Thursday, August 26, 2010

Stalin would have liked red light cameras

I was born in the Soviet Union. Like many others born there, I don't trust cops and generally despise authority. Naturally, I don't like red light cameras at traffic lights. But I could never explain exactly why, except to point out that the companies running those cameras make a fortune.

Fortunately, Bill James thought about this, and explainedwhy he hates red light cameras (behind the pay wall). I agree wholeheartedly:

We all know why the city councils want red light cameras, don’t we? Money. You set up a camera at the right intersection, you can print 200 tickets a day. $85 a ticket, processing costs of $15. . .what is that, a half-million a year?
The problem is, you’re trying to punish people into driving more carefully. It will not work. It will backfire, absolutely and without question. We don’t know how it will backfire, exactly, but it will. Punishment works through the mechanism of fear. Fear changes people. It makes them angrier. Fear makes people dislike those who cause them to fear.

From the 1930's through the 1950's, Stalin sent millions of people to the gulag. This served the join purpose of punishing his enemies, and also of building up Siberia in strategic places where people did not want to live or work.

I've heard Stalin apologists defend his policy, saying that "well, it was cruel, but how else would they have built those canals & run those Siberian lumber mills"? In "Gulag Archipelago", gulag veteran Alexandr Solzhenitsyn challenges those people:

  • What purpose did those canals serve?
  • What was the cost of employing gulag guards in Siberia?
The White Sea Canal was built by gulag prisoners between 1931 and 1933. According to Wikipedia, 8,700 people died building the canal. It was never used heavily, and nowadays it take a dozen or so boats a day. The government is good at monopolizing resources, but has not been very good at delivering value in return. Not surprisingly, gulag labor was not very efficient.
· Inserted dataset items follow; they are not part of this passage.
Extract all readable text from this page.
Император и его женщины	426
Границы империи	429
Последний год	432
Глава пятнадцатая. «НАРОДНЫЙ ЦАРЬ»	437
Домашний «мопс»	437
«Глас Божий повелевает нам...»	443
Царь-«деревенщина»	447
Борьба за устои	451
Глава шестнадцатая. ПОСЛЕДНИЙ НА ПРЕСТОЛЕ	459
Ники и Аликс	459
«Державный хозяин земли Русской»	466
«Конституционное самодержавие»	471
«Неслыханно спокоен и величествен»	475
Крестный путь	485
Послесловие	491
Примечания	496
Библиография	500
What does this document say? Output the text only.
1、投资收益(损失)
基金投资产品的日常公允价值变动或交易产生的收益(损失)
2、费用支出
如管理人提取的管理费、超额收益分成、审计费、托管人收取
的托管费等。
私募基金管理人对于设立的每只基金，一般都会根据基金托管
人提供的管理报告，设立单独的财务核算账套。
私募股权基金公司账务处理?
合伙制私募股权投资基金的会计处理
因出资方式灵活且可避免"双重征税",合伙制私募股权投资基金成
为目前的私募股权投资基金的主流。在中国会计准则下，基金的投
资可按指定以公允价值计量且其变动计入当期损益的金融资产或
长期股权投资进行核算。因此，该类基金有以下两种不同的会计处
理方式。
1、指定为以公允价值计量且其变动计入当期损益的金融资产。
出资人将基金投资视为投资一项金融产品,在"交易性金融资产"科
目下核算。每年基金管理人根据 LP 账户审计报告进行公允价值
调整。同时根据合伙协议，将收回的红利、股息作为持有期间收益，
Neither was this labor free. Solzhenitsyn pointed out that gulag guards in Siberia were paid double the rate of guards in Moscow, and they could retire in half the time. Needless to say, even pampered guards in Moscow were paid better than normal workers. So even with meager rations, no medicine and insufficient clothing, gulag workers' labor was far from free. It would have been more cost efficient to hire local people for many of the projects assigned to the gulag. Of course, Stalin often did not trust local people. I have read some speculation that Khrushchev scaled down the gulag project in part because it was not delivering much economic value to the motherland.

Of course, the red light cameras are not quite like the gulag. But they do dole out steep punishments to lots of law-abiding citizens. If they did not raise large amounts of revenue, they cameras would not be installed or maintained. They punish large numbers of normal people for "crimes" that we all commit, taxing them $100 at a time. As Bill James points out, no one would object to red light cameras if they sent you a warning, or fined you $10. It's the draconian fines that cause fear and resentment. Stalin would have been proud.